Nessa festa sem graça, quem fica animado?
Quem não se amargura?

O tempo me intriga, como tantas coisas, desde quando eu tinha uns 5 anos.
Quando esta coluna for publicada, mais ou menos por aqueles dias, estarei
fazendo 70.
Primeiro, há meses, pensei numa grande festa, eu que sou avessa a badalações
e gosto de grupos bem pequenos.
Mas pensei: bem, 70 vale a pena!
Aos poucos fui percebendo que hoje em dia fazer 70 anos é uma banalidade.
Vou reunir filhos e pouquíssimos amigos e fazer aquela festona nos 80. Ou
90.

Pois se minhas avós eram damas idosas aos 50, sempre de livro na mão lendo
na poltrona junto à janela, com vestidos discretíssimos, pretos de florzinha
branca (ou, em horas mais festivas, minúsculas flores ou bolinhas
coloridas), hoje aos 70 estamos fazendo projetos, viajando (pode ser
simplesmente à cidade vizinha para visitar uma amiga), indo ao teatro e ao
cinema, indo a restaurante (pode ser o de quilo, ali na esquina),
eventualmente namorando ou casando de novo.
Ou dando risada à toa com os netos e fazendo uma excursão com os filhos.
Tudo isso sem esquecer a universidade, ou aprender a ler, ou visitar pela
primeira vez uma galeria de arte, ou comer sorvete na calçada batendo papo
com alguma nova amiga.

Outro dia minha neta de quase 10 anos me disse:
"Você é a pessoa mais divertida que conheço, é a única avó do mundo que sai
para comprar mamão e volta com um buldogue".
Era verdade.
Se sou tão divertida não sei, mas gosto que me vejam não como a chata que se
queixa, reclama e cobra, mas como aquela que de verdade vai comprar a fruta
de que o marido mais gosta, anda com vontade de ter de novo um cachorro e
entra na loja quase ao lado do mercado.
Por um acaso singular, pois não são cachorros muito comuns, ali há um
filhotinho de buldogue inglês que voltou comigo para casa em lugar da fruta.
Foi batizada de Emily e virou mais uma alegria.

E por que não?
Por que a passagem do tempo deveria nos tornar mais rígidas, mais chatas,
mais queixosas, mais intolerantes, espantalhos dos afetos e da alegria?
"Why be normal?", dizia o adesivo que amigos meus mandaram fazer há muitos
anos para colocarmos em nossos carros só pela diversão, pois no fundo não
queria dizer nada além disso:
em nossas vidas atribuladas, cheias de compromissos, trabalho, pouco
dinheiro, cada um com seus ônus e bônus, a gente podia cometer essa
transgressão tão inocente e engraçada, de ter aquele adesivo no carro.
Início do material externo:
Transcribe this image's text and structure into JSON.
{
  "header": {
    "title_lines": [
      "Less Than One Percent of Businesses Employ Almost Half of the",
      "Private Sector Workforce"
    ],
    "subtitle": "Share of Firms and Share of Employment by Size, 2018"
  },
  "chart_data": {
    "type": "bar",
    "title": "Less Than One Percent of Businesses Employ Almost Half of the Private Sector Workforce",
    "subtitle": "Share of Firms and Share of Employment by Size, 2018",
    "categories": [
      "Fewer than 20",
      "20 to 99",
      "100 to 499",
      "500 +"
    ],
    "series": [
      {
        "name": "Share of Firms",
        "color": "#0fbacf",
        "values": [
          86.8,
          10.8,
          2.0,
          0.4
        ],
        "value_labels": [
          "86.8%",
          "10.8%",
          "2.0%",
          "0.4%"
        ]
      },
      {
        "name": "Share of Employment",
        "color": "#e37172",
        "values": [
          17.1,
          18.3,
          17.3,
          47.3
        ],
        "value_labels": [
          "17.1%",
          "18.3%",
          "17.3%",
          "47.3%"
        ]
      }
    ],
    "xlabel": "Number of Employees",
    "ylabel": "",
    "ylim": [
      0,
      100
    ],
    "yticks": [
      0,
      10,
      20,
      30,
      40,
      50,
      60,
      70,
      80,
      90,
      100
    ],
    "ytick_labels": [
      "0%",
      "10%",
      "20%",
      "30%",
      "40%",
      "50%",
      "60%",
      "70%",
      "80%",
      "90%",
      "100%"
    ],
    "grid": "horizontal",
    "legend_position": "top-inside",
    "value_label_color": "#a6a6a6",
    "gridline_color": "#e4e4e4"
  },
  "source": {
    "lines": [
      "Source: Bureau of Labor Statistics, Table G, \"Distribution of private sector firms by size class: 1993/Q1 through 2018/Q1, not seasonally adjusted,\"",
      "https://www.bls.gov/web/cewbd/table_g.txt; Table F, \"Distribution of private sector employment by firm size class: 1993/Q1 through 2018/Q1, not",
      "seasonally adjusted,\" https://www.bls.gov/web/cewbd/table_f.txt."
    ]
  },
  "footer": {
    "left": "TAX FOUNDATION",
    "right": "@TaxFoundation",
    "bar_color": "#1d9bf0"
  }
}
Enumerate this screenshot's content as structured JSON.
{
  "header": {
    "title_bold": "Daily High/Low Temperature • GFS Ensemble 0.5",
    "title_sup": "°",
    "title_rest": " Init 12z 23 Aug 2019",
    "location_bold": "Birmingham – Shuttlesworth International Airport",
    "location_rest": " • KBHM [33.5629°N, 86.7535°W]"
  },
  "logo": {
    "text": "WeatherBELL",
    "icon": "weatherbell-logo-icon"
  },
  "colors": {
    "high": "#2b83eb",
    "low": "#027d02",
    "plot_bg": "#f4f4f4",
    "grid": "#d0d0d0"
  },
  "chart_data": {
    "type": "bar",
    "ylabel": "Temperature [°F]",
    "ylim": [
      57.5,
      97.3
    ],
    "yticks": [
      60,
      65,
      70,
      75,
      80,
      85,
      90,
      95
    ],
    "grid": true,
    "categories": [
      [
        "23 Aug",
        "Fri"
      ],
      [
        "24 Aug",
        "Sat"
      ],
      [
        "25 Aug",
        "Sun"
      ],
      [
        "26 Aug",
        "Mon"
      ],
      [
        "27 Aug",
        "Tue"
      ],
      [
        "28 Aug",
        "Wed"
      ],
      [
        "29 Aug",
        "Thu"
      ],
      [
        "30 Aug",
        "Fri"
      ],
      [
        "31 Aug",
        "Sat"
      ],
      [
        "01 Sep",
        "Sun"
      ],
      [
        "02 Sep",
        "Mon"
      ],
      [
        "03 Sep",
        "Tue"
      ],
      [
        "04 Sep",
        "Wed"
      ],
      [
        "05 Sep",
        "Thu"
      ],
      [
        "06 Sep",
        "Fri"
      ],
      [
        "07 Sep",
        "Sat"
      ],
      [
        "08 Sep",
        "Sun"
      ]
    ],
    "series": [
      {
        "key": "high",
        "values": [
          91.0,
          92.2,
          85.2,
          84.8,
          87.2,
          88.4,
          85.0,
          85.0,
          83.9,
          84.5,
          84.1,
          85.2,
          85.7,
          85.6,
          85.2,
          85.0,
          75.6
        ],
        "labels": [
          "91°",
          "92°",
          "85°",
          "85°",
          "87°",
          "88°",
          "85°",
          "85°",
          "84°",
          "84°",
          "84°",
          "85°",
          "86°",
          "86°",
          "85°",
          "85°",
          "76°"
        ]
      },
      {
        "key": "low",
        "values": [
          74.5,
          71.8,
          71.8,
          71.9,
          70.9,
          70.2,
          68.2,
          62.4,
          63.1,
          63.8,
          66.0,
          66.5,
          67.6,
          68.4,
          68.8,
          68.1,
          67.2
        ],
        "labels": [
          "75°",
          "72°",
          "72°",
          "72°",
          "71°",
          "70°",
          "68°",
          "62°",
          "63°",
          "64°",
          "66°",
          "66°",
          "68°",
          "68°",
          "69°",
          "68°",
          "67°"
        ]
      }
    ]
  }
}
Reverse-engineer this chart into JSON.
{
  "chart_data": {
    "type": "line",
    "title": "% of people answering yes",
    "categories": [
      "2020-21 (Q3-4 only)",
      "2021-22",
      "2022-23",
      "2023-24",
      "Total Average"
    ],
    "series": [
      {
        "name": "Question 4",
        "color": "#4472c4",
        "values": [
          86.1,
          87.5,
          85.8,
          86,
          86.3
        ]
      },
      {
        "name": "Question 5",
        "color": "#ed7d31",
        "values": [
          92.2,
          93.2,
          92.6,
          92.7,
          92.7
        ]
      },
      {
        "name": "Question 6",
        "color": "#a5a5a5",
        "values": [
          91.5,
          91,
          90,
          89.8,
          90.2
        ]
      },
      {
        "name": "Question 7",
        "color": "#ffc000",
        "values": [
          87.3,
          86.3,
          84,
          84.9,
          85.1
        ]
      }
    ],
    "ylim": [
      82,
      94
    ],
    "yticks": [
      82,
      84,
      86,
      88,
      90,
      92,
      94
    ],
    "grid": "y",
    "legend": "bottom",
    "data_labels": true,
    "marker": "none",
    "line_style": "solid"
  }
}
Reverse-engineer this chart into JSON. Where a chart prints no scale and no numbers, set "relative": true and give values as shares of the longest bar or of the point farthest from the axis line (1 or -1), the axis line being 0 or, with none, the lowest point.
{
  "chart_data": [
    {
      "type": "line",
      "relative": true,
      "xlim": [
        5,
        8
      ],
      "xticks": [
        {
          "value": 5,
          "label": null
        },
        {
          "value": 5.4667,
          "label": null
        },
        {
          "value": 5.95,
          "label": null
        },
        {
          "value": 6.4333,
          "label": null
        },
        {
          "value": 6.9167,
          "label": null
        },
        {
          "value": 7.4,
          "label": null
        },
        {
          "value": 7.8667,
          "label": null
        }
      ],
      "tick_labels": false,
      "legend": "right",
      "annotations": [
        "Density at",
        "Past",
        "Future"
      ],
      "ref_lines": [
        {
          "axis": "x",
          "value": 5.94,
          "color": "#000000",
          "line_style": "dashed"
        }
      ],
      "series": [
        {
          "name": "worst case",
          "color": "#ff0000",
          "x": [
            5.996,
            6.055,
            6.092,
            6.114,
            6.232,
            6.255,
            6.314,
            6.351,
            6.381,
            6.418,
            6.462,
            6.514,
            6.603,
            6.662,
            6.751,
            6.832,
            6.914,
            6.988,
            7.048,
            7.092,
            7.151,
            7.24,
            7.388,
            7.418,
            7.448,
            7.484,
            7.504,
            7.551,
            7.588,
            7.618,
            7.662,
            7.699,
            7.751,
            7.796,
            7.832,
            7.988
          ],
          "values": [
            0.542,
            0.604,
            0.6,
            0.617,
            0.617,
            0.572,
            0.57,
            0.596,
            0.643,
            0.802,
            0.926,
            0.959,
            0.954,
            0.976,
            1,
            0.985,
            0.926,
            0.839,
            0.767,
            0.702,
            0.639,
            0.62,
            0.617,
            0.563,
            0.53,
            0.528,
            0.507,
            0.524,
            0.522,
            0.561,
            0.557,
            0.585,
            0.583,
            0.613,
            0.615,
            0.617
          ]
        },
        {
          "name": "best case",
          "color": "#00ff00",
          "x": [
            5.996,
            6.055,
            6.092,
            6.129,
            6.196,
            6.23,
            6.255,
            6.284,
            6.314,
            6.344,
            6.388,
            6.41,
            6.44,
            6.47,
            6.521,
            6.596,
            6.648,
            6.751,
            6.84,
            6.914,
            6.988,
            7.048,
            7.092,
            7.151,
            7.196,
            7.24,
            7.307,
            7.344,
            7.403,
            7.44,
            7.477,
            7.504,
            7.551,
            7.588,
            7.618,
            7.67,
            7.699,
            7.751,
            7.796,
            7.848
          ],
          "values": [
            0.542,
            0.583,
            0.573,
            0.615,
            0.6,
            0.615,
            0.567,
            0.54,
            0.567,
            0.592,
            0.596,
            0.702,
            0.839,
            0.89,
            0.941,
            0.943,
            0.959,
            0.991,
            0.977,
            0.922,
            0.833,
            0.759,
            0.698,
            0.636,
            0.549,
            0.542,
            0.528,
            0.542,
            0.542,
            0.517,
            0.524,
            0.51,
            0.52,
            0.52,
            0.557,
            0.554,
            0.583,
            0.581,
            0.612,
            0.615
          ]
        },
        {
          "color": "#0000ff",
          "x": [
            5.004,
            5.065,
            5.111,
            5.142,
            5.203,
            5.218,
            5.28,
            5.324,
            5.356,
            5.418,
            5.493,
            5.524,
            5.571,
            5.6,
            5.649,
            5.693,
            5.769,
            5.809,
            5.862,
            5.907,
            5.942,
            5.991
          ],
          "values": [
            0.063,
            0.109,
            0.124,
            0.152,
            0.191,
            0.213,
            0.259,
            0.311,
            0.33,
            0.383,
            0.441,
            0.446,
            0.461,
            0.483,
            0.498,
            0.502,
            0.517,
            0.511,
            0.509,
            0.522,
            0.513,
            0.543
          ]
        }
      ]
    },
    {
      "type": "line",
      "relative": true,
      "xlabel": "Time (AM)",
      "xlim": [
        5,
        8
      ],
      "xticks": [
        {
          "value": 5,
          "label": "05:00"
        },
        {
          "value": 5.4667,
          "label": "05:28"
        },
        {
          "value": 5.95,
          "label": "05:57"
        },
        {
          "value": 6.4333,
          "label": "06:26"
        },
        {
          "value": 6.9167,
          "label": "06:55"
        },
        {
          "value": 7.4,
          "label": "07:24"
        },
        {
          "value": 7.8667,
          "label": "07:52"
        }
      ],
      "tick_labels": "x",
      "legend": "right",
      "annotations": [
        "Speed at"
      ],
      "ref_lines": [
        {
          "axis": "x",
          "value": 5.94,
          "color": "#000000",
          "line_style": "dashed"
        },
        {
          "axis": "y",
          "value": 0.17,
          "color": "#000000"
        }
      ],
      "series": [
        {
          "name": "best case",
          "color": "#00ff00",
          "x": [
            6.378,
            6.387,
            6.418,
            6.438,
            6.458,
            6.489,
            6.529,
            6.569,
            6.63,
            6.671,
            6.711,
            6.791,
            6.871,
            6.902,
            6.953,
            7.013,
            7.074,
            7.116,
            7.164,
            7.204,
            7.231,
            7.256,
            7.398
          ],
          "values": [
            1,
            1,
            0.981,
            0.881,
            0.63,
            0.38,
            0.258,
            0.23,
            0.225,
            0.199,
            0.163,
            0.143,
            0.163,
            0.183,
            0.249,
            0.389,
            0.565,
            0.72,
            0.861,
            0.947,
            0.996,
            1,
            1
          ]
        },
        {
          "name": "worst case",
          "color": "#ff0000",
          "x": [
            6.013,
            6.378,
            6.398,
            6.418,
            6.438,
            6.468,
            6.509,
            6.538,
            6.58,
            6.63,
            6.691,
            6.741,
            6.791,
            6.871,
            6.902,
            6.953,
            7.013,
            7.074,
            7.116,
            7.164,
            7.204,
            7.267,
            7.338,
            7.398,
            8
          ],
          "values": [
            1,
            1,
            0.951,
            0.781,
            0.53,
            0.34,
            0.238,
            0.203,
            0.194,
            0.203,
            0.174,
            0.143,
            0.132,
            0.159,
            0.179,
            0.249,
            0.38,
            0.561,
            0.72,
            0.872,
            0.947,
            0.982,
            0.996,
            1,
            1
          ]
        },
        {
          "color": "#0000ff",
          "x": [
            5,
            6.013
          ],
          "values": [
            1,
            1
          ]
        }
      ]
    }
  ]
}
Não precisamos ser tão incrivelmente sérios, cobrar tanto de nós, dos outros
e da vida, críticos o tempo todo, vendo só o lado mais feio do mundo.
Das pessoas. Da própria família. Dos amigos.
Se formos os eternos acusadores, acabaremos com um gosto amargo na boca:
o amargor de nossas próprias palavras e sentimentos.
Se não soubermos rir, se tivermos desaprendido como dar uma boa risada,
ficaremos com a cara hirta das máscaras das cirurgias exageradas, dos
remendos e intervenções para manter ou recuperar a "beleza".
A alma tem suas dores, e para se curar necessita de projetos e afetos.
Precisa acreditar em alguma coisa.

O projeto pode ser comprar um vaso de flor e botar na janela ou na mesa,
para contemplarmos beleza.
Pode ser o telefonema para o velho amigo enfermo.
Pode ser a reconciliação com o filho que nos magoou, ou com o pai que
relegamos, quando não nos podia mais sustentar.
O afeto pode incluir uma pequena buldogue chamada Emily, para alegrar ainda
mais a casa, as pessoas, sobretudo as crianças, que estão sempre por aqui, o
maior presente de uma vida de apenas 70 anos.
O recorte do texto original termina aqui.